Brow Beat

The Handmaid’s Tale’s Excellent Season Finale Released the Show’s Tension in the Most Satisfying Way Possible

Elisabeth Moss and Max Minghella in The Handmaid's Tale finale
In several ways, the unspoken finally became spoken.

George Kraychyk for Hulu

In the first season of The Handmaid’s Tale, the stifling repression of Gilead has been so perfectly crafted that when Offred/June (Elisabeth Moss) unleashes her rage upon Serena Joy, the wife of her commander, in Wednesday’s finale, it’s jarring and satisfying all at once. In an exceptionally cruel power move for a series packed with exceptionally cruel power moves, Serena surprises Offred (who is newly revealed to be pregnant) by taking her to see her daughter Hannah for the first time in ages. This is “see” in a very literal sense, for Offred is left locked in the car only to view, from afar, as Serena brings Hannah (clothed in a pink cloak and dress not unlike Serena’s green ensemble) out to the front steps of a building. We don’t hear what Serena is saying to her, but we watch as Offred, anguished and heartbroken, pleads to be let out of the car to be with her daughter, banging helplessly on the window. After about a minute, Hannah goes back inside, and Serena coolly returns to the front seat of the car next to the driver, and they roll away. “As long as my baby is safe,” she tells Offred, referring to the child she’s now carrying for Serena and the commander, “so is yours.”

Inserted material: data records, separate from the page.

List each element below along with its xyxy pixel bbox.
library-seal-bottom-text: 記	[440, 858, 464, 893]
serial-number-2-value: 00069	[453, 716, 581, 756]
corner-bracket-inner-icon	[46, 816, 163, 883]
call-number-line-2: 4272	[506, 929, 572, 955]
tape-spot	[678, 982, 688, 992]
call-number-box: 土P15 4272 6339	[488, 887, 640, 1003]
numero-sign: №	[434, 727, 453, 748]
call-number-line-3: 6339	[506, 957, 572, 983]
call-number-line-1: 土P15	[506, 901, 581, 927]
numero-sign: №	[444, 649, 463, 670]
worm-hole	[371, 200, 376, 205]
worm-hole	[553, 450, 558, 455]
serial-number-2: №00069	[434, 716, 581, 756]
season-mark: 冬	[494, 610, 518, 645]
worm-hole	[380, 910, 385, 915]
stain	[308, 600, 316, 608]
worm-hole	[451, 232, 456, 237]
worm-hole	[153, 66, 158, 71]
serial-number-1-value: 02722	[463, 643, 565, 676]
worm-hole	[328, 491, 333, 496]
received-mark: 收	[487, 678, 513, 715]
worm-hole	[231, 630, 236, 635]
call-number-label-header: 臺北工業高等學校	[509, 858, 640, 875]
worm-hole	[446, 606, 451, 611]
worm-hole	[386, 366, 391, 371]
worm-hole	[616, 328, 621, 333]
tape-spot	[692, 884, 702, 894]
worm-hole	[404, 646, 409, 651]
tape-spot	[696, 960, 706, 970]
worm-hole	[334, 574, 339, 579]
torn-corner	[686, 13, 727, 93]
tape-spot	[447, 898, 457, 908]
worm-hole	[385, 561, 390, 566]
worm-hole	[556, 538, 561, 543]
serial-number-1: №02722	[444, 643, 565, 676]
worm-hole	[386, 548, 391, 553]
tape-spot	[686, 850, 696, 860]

Suddenly—finally—Offred can no longer contain her contempt or hatred. “Deranged,” “fucking evil,” “a goddamn motherfucking monster,” and “sadistic” are just a few of the florid adjectives she spews at Serena from behind the partition. In this scene, Moss is gut-wrenching and perfect. It’s the release the show has been carefully building toward all season, and it’s the release we, as viewers, needed too.

One of the surprisingly fun elements in a show mostly devoid of levity or joy has been Offred’s voice-over narration. It’s rich, cheeky, disdainful, profane, wistful—the internal monologue of a woman who has had her physical autonomy and family forcefully ripped away but who is still clinging to her humanity. (And who can remember, via flashbacks, a time when things weren’t this way.) Offred’s commentary feels natural because the Republic of Gilead is a world in which her life depends upon her being outwardly silent and compliant. And the inner monologue punctuates the tension acidly, making The Handmaid’s Tale into much more than a depressing slog—which it easily could’ve been.

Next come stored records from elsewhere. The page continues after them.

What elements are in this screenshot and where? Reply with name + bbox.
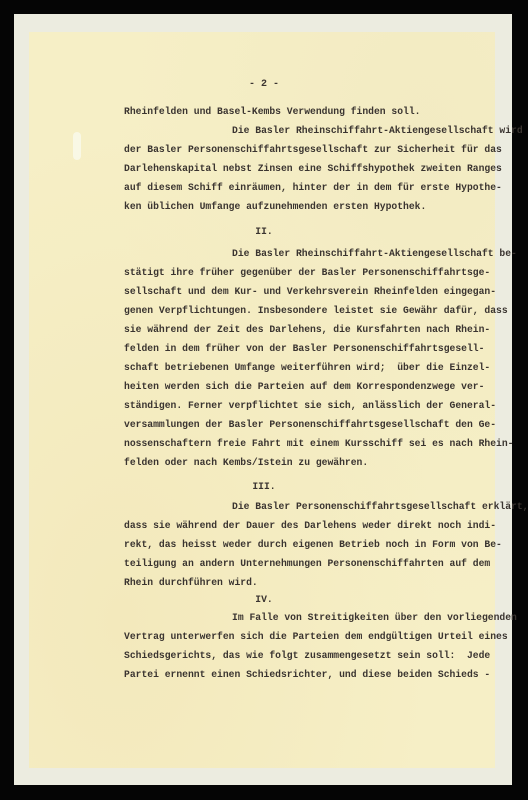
paragraph-4-line: Vertrag unterwerfen sich die Parteien de… <box>124 631 508 643</box>
paragraph-3-line: teiligung an andern Unternehmungen Perso… <box>124 558 490 570</box>
paragraph-4-line: Im Falle von Streitigkeiten über den vor… <box>232 612 517 624</box>
paragraph-1-line: Die Basler Rheinschiffahrt-Aktiengesells… <box>232 125 523 137</box>
paragraph-3-line: Die Basler Personenschiffahrtsgesellscha… <box>232 501 528 513</box>
section-4-heading: IV. <box>0 594 528 606</box>
paragraph-3-line: rekt, das heisst weder durch eigenen Bet… <box>124 539 502 551</box>
paragraph-1-line: Darlehenskapital nebst Zinsen eine Schif… <box>124 163 502 175</box>
continuation-line: Rheinfelden und Basel-Kembs Verwendung f… <box>124 106 421 118</box>
paragraph-2-line: sellschaft und dem Kur- und Verkehrsvere… <box>124 286 496 298</box>
paragraph-2-line: nossenschaftern freie Fahrt mit einem Ku… <box>124 438 514 450</box>
paragraph-3-line: Rhein durchführen wird. <box>124 577 258 589</box>
paragraph-2-line: sie während der Zeit des Darlehens, die … <box>124 324 490 336</box>
paragraph-2-line: Die Basler Rheinschiffahrt-Aktiengesells… <box>232 248 517 260</box>
paragraph-2-line: ständigen. Ferner verpflichtet sie sich,… <box>124 400 496 412</box>
paragraph-3-line: dass sie während der Dauer des Darlehens… <box>124 520 496 532</box>
paragraph-2-line: heiten werden sich die Parteien auf dem … <box>124 381 484 393</box>
paragraph-1-line: auf diesem Schiff einräumen, hinter der … <box>124 182 502 194</box>
paragraph-2-line: felden in dem früher von der Basler Pers… <box>124 343 484 355</box>
paragraph-1-line: ken üblichen Umfange aufzunehmenden erst… <box>124 201 426 213</box>
paragraph-2-line: schaft betriebenen Umfange weiterführen … <box>124 362 490 374</box>
page-number: - 2 - <box>0 79 528 91</box>
section-3-heading: III. <box>0 481 528 493</box>
paragraph-4-line: Schiedsgerichts, das wie folgt zusammeng… <box>124 650 490 662</box>
paragraph-2-line: versammlungen der Basler Personenschiffa… <box>124 419 496 431</box>
paragraph-2-line: felden oder nach Kembs/Istein zu gewähre… <box>124 457 368 469</box>
paragraph-1-line: der Basler Personenschiffahrtsgesellscha… <box>124 144 502 156</box>
paragraph-2-line: genen Verpflichtungen. Insbesondere leis… <box>124 305 508 317</box>
paragraph-4-line: Partei ernennt einen Schiedsrichter, und… <box>124 669 490 681</box>
paper-smudge <box>73 132 81 160</box>
section-2-heading: II. <box>0 226 528 238</box>
paragraph-2-line: stätigt ihre früher gegenüber der Basler… <box>124 267 490 279</box>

But to have some of that inner monologue finally explode into the external world of the story is refreshingly liberating, and Offred is not the only one who finds her voice in the Season 1 closer. Serena, in her own “sadistic” way, becomes aware of the sexual relationship between Fred and Offred that is meant for pleasure—his, to be clear—and not solely for the purposes of procreation. Enraged and jealous, she reveals that the baby Offred is carrying is not his and calls him out on his impotence (and, thus, in the world of Gilead, directly challenges his manhood): “You’re weak … you can’t father a child because you’re not worthy.”

On the more sympathetic end of the spectrum, the handmaids are gathered to perform a stoning upon Ofdaniel, who has been convicted for “endangering a child,” as seen in the previous episode. It’s Ofglen No. 2, who had once been fine with her life as a handmaid, as it was a vast improvement over her old one, who is the first to stand up to Aunt Lydia and refuse to participate. For this, she is assaulted with a guard’s machine gun and taken away. But this empowers Offred to follow her lead and inspire the show’s Spartacus moment—a sort of hackneyed moment that nonetheless feels empowering as it unfolds—and witnessing Ann Dowd’s Nurse Ratched–esque character fumble in her temporary loss of control against the women is a grim treat.

Yet perhaps the most satisfying storyline in the finale is Moira’s. As disappointing as it’s been to see the show’s creators virtually ignore dealing with the racial hierarchies and conflicts that would inevitably emerge in this new state, having Moira, the most prominent woman of color, be the defiant one who tries to take back her freedom is a welcome development in the series. The fact that her fate in the finale is a happy one—for now, at least, until perhaps Season 2—is invigorating, too (not only because people of color, and queer ones in particular, tend to see their stories on film and TV end in tragedy but also, seeing another Wiley character killed off for a second year in a row would be devastating).

The package Moira retrieves for Offred from the Mayday resistance turns out to be hundreds of letters from women who have been crushed by the Gilead regime—their stories of rape, loss, and abuse. And by the end of the episode, Offred has secretly passed them along to the commander’s martha, Rita, who, we can only hope, will feel similarly inspired by their words to take action. “I have given myself over into the hands of strangers. I have no choice, I can’t be helped. And so I step up, into the darkness within, or else the light”—so Offred’s narration closes out those final moments. As the unspoken becomes spoken, The Handmaid’s Tale makes the case for why we should welcome a Season 2. These characters are only just getting started.